東洋のバイオリン、二胡

東洋のバイオリンと称される中国原産の二胡は、哀愁のある音色の楽器です。
日本では胡弓と呼ばれることもありますが、日本の胡弓と二胡とはまったくの別物です。
二胡は、作られた産地によって違いがあります。

上海や蘇州などの揚子江の南側で作られた二胡は南方二胡と呼ばれます。
見た目も琴筒が六角形で裏面に透かし彫りがあり、哀愁のある音色が特徴です。
弓も南方式は弓先が大きく湾曲しており、毛の着脱と張り具合を手元のねじを回して行うことができます。

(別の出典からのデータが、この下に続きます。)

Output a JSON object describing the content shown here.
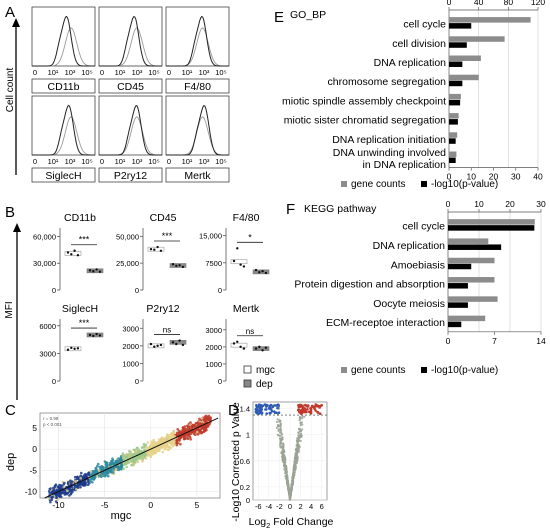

一方、北京、天津などの北部で作られた二胡は北方二胡と呼ばれます。
琴筒を正面から見ると八角形で、裏側は円形をしています。
北方式の弓は手元に尾毛のフックがついています。
毛先を輪状にしたものをそこに引っ掛けるようになっているので、着脱が南方式よりも比較的簡単です。
一般的に北方二胡は、南方二胡よりも大きな音で音質も硬い傾向があります。
しかし近年は南と北の交流が深まり、この二つの違いはなくなりつつあるようです。

二胡は中国語では「アル・フー」と発音されます。
胡という字には異民族という意味があり、二胡の原型になった楽器は唐の時代にシルクロードを通って西方から伝わったといわれています。
その後、改良を加えられて1950年代に現在の二胡の形状とサイズに決められました。
二胡に使われる駒は木製で、紫檀や黒檀、松、メープル、マホガニーなどの木が一般的によく使われます。
小さな駒ですが、これひとつで音質が変わるので、自分の二胡にあった駒選びが重要です。